Credit: Special Arrangement
Bengaluru: “We were very scared and were alert for any sounds that we could hear. Everything felt very uncertain until we reached the Indian Embassy and made it safely back home to Karnataka,” said 47-year-old Assad Abbas, a gems and jewellery businessman from Bengaluru.
The Richmond Town resident was in Qom, Iran, with seven family members on a pilgrimage since May 26. They landed in Bengaluru on Saturday morning with eight others after Iran opened its airspace to facilitate evacuation of people, amid ongoing hostilities with Israel.
The rest of the returnees - including an MBBS student, a tourist, and two businessmen - are relatives and close family friends of Assad, all of whom are natives of Alipur, a village approximately 70 km north of Bengaluru. They landed at 11.30 am in the city.
“We were supposed to return on June 16 via Sharjah. But we learnt three days before our departure that the airport was closed. We were terrified; communication with our family here was cut off. On June 14, we received a message from the Embassy on an Alipur WhatsApp group, and we were asked to fill our details so that we could be facilitated out of the country,” he told DH over a call.

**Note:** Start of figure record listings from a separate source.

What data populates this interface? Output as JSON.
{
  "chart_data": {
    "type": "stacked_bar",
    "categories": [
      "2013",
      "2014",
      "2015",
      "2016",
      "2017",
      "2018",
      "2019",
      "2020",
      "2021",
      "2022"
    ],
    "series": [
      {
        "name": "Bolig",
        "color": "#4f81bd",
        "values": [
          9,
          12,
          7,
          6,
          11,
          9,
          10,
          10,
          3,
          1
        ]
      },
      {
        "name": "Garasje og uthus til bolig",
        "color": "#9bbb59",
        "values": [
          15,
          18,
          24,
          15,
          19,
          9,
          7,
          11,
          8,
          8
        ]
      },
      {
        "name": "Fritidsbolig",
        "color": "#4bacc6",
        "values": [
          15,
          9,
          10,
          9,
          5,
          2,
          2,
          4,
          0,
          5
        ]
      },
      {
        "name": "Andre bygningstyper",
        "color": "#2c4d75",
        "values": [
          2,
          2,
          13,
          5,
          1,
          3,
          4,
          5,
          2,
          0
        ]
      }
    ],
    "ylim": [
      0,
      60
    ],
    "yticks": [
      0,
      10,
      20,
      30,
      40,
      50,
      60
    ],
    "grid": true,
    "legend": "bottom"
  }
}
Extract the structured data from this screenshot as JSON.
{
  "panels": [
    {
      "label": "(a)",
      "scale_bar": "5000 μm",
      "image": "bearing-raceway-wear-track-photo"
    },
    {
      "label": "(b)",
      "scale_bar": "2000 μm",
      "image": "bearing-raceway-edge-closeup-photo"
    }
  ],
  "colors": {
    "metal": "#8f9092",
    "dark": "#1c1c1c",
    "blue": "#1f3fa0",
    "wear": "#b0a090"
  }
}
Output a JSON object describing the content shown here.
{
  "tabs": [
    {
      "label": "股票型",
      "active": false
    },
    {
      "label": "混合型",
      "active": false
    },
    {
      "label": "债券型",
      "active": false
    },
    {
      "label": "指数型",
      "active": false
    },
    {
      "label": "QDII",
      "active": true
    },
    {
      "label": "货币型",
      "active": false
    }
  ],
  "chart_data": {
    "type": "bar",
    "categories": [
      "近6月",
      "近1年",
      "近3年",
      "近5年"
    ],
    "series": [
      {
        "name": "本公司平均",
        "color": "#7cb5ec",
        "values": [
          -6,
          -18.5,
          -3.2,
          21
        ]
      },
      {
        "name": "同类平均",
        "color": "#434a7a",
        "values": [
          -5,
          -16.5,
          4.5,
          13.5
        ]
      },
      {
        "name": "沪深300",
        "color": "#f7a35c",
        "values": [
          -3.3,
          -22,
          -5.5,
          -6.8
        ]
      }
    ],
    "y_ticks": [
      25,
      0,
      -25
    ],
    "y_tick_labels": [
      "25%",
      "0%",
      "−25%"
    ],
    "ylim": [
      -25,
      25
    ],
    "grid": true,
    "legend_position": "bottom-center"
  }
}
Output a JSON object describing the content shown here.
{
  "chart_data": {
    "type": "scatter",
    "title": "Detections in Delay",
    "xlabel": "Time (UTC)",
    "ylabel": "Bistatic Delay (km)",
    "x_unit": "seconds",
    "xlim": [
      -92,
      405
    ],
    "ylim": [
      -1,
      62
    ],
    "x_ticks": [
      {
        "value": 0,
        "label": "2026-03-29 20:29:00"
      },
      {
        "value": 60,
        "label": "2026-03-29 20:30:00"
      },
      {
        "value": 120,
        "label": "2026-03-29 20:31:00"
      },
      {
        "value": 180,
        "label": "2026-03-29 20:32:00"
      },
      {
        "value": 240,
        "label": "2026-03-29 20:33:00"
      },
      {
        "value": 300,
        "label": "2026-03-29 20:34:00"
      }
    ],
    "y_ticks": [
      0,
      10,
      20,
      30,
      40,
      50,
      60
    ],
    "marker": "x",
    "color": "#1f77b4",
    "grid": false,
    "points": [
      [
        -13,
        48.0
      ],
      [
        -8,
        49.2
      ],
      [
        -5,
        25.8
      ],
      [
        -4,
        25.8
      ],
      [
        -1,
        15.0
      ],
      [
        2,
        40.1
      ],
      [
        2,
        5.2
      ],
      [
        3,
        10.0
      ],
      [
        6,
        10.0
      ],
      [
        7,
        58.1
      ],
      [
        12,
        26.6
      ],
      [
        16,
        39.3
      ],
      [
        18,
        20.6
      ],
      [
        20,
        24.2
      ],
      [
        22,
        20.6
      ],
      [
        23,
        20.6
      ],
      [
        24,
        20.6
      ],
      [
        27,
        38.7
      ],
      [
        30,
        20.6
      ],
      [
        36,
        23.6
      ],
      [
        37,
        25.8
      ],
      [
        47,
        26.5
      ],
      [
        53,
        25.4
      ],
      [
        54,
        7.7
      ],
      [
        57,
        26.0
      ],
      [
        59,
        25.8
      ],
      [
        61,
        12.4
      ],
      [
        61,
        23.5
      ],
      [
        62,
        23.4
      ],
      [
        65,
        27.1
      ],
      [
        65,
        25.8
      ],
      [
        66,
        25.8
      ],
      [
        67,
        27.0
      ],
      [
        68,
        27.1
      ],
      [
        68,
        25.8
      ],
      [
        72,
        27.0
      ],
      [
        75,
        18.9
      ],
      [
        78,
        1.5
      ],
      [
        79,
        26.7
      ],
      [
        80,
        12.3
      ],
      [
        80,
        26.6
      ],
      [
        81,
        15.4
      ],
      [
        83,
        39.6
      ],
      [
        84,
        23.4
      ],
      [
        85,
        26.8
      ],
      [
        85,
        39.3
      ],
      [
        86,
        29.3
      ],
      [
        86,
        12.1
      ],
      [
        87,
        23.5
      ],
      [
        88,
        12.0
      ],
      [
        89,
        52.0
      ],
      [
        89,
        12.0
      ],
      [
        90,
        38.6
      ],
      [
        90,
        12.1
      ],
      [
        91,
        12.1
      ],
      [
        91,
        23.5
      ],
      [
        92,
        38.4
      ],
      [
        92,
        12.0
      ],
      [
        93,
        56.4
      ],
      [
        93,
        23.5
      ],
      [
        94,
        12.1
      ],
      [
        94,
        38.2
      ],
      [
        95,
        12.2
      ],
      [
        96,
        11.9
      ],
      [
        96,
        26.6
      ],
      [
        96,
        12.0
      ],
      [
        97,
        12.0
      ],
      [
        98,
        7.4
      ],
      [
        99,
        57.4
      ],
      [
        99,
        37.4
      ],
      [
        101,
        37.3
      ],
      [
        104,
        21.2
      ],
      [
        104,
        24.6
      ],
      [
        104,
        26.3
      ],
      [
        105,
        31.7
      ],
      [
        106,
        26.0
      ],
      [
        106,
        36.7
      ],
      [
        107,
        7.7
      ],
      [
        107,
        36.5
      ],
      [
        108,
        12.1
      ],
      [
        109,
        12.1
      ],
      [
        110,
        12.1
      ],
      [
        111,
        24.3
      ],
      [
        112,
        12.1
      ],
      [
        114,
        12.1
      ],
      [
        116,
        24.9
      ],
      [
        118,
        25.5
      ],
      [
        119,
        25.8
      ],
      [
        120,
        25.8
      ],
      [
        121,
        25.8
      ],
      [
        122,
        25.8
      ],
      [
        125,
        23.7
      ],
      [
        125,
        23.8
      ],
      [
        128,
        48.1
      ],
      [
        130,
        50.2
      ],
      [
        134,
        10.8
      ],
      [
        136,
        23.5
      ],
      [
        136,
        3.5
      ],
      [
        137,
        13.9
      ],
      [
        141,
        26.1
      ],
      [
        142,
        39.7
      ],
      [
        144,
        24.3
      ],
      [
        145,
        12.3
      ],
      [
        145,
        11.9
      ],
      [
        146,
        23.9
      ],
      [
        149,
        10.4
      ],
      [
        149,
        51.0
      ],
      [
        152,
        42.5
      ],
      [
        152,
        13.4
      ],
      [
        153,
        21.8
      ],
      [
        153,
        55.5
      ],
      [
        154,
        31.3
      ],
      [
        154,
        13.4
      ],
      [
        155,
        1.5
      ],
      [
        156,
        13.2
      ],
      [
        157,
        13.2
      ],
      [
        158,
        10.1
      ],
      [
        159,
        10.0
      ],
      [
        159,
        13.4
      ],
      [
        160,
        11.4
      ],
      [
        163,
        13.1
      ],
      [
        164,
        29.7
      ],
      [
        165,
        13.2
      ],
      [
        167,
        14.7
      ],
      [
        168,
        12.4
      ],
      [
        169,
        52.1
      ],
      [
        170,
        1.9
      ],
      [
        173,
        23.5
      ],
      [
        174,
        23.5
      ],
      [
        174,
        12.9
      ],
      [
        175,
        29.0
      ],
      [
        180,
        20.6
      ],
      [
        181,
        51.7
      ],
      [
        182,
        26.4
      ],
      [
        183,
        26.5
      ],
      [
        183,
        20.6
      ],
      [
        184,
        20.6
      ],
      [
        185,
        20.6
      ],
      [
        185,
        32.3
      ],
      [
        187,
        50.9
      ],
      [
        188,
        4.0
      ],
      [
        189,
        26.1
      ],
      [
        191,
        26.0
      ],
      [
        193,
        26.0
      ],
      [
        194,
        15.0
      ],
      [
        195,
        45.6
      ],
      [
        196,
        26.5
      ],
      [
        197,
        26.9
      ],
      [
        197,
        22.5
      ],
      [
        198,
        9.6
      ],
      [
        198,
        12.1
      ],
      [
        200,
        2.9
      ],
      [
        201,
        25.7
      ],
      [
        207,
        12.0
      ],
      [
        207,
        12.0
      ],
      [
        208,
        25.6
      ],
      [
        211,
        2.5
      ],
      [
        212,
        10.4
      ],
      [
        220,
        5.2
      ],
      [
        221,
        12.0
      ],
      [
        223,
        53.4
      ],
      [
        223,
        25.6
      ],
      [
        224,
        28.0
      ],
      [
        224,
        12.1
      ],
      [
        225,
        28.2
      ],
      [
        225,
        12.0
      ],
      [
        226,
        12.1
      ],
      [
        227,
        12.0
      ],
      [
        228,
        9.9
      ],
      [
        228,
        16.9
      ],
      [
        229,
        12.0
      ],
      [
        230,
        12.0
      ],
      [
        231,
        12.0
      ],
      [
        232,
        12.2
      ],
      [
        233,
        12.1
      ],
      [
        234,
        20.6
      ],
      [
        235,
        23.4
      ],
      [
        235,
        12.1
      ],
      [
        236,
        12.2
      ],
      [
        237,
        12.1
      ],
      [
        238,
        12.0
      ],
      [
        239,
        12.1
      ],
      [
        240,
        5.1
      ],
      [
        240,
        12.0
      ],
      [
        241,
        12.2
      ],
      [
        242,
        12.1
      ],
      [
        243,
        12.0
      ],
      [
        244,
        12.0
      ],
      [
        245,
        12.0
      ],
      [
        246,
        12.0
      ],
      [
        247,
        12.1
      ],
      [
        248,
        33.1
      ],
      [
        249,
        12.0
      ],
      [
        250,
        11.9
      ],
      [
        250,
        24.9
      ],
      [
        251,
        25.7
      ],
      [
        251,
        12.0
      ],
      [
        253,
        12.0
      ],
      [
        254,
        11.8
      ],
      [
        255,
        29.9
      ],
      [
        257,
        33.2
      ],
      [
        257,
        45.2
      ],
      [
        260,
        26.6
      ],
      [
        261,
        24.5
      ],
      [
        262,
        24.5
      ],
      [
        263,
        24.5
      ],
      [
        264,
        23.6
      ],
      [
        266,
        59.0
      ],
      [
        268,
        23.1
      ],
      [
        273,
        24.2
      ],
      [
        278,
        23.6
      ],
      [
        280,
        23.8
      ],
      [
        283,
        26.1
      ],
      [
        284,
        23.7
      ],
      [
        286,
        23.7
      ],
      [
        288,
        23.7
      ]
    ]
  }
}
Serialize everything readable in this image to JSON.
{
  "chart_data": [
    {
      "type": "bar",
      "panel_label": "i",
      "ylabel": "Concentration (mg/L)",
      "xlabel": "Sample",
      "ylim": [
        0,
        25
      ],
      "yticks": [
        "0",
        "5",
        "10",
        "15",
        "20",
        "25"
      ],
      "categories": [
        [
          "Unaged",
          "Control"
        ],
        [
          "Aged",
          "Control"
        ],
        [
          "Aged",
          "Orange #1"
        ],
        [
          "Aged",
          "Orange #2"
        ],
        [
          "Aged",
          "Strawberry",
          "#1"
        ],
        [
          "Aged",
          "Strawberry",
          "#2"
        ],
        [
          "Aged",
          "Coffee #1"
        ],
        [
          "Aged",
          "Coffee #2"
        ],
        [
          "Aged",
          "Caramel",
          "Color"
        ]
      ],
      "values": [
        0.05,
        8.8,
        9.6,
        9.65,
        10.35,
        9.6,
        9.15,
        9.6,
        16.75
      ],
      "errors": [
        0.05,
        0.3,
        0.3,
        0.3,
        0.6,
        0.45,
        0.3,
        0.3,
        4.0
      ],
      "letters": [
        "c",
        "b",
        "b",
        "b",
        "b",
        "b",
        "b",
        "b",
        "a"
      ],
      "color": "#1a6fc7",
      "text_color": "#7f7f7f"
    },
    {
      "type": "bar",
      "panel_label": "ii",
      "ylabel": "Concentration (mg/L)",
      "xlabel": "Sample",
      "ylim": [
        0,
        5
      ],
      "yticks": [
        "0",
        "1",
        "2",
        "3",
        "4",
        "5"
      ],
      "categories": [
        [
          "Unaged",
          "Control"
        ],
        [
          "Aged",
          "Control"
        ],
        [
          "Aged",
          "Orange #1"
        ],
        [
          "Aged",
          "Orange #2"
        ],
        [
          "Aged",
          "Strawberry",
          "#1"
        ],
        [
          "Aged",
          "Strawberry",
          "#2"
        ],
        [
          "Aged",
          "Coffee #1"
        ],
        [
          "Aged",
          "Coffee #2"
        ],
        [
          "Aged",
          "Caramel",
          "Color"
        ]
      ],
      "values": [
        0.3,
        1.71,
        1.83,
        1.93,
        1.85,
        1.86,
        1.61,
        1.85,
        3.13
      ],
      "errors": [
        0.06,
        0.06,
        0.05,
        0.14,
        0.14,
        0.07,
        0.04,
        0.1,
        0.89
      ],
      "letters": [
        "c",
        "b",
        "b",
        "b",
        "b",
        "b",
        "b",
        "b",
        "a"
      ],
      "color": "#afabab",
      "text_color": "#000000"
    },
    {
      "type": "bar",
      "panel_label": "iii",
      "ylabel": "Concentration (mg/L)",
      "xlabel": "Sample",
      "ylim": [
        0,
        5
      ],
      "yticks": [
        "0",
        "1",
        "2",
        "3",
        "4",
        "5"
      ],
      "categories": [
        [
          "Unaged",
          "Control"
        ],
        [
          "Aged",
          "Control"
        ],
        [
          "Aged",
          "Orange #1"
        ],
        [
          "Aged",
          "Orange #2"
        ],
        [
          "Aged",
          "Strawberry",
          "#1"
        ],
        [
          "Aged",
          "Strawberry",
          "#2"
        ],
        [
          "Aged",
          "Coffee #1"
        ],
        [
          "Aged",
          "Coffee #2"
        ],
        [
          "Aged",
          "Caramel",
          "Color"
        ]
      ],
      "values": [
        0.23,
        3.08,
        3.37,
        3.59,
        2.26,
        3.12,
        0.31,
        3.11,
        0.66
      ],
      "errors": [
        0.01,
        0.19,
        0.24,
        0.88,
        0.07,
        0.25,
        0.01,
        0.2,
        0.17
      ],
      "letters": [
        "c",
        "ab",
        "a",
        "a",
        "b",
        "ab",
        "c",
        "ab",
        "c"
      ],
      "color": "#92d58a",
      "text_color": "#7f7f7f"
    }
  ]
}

The family spent three days in Qom before they were shifted to the Mashhad and put on a flight to Delhi on Friday. “It is not as bad as it is being reported, we were scared but we felt safe as there was no public panic,” Assad asserted.
Ten students, natives of Bengaluru and Alipur, are due to reach Bengaluru by Saturday night, said Syed Hakim Raza, President, Indo-Iran Chamber of Commerce and Industry. The rescue efforts are being coordinated by the Indian Embassy, the Government of Karnataka and Gauribidanur MLA K H Puttaswamy Gowda. With nearly 25,000 residents, 90% of Alipur’s population are Shia Muslims, the dominant community in Iran.